Beider Mütter haben ihren Sprösslingen einen gewaltigen Bärendienst erwiesen, haben keine, falsche oder zu wenige Leitplanken vorgegeben, haben ziemlich deutlich an den Bedürfnissen ihrer Kinder, speziell der Söhne, vorbei „verzogen“, statt zu erziehen. Dieses häusliche Desaster kann das völlig überforderte, durch zahllose Reformen maximal verunsicherte Bildungs- und Erziehungssystem Deutschlands selbstverständlich weder aufarbeiten, noch korrigieren. Statt sich, wie in der Vergangenheit, stets und ständig auf bereits „verzogene“, in eine falsche gesellschaftliche Richtung tendierende Kinder und Jugendliche zu kaprizieren, wäre es weit aussichtsreicher und erfolgversprechender, sich der „verziehenden“ Mütter anzunehmen und deren Vorstellungen von kindgerechter „bedürfnisorientierter“ Erziehung zu verändern, diese der realen Situation im 21. Jahrhundert, in Europa, mit wachsender muslimischer Minderheit anzupassen. Das Bildungs- und Schulsystem kann nur dann flankierend und helfend eingreifen, wenn die in den Familien, in der Regel von den Müttern gelegte Basis den heutigen Realitäten angepasst wird, statt fehlgeleitete Erziehung vergeblich im Nachgang korrigieren zu wollen.

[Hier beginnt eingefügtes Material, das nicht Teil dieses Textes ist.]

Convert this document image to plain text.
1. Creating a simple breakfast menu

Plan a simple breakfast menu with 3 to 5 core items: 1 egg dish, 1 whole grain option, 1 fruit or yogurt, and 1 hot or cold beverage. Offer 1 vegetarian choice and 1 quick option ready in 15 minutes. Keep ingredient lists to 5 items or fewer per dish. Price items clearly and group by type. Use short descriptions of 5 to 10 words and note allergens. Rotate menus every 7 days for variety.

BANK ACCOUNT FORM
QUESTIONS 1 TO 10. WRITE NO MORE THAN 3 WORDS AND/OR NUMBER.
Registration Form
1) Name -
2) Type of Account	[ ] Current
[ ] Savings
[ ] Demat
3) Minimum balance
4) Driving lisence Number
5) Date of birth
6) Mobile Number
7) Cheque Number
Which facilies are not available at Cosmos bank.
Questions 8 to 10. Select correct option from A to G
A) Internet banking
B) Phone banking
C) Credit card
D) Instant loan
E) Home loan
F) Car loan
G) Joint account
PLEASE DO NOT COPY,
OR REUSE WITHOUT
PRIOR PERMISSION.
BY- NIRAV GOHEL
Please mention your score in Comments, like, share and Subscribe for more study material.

Es handelt sich weniger um ein Problem der unterschiedlichen Erziehungsstile der Boomer und Millennials, als vielmehr um die völlig konträren Erziehungsstile zwischen derzeit konzeptionslos-konfus erscheinenden Deutschen und dem religiös-archaisch muslimischen Einwanderer-Müttern. Wenn es in absehbarer Zukunft nicht gelingt, das Bewusstsein und die Erziehungsmethoden der gegenwärtigen und künftigen Mütter signifikant zu verändern, erübrigen sich Diskussionen über Erziehungsstile und Methoden, wie eingangs dargestellt, da diese weder kompatibel sind, noch mit der Realität des 21. Jahrhundert korrespondieren – weder der archaisch-muslimische noch der woke-weichgespülte, indifferente deutsche.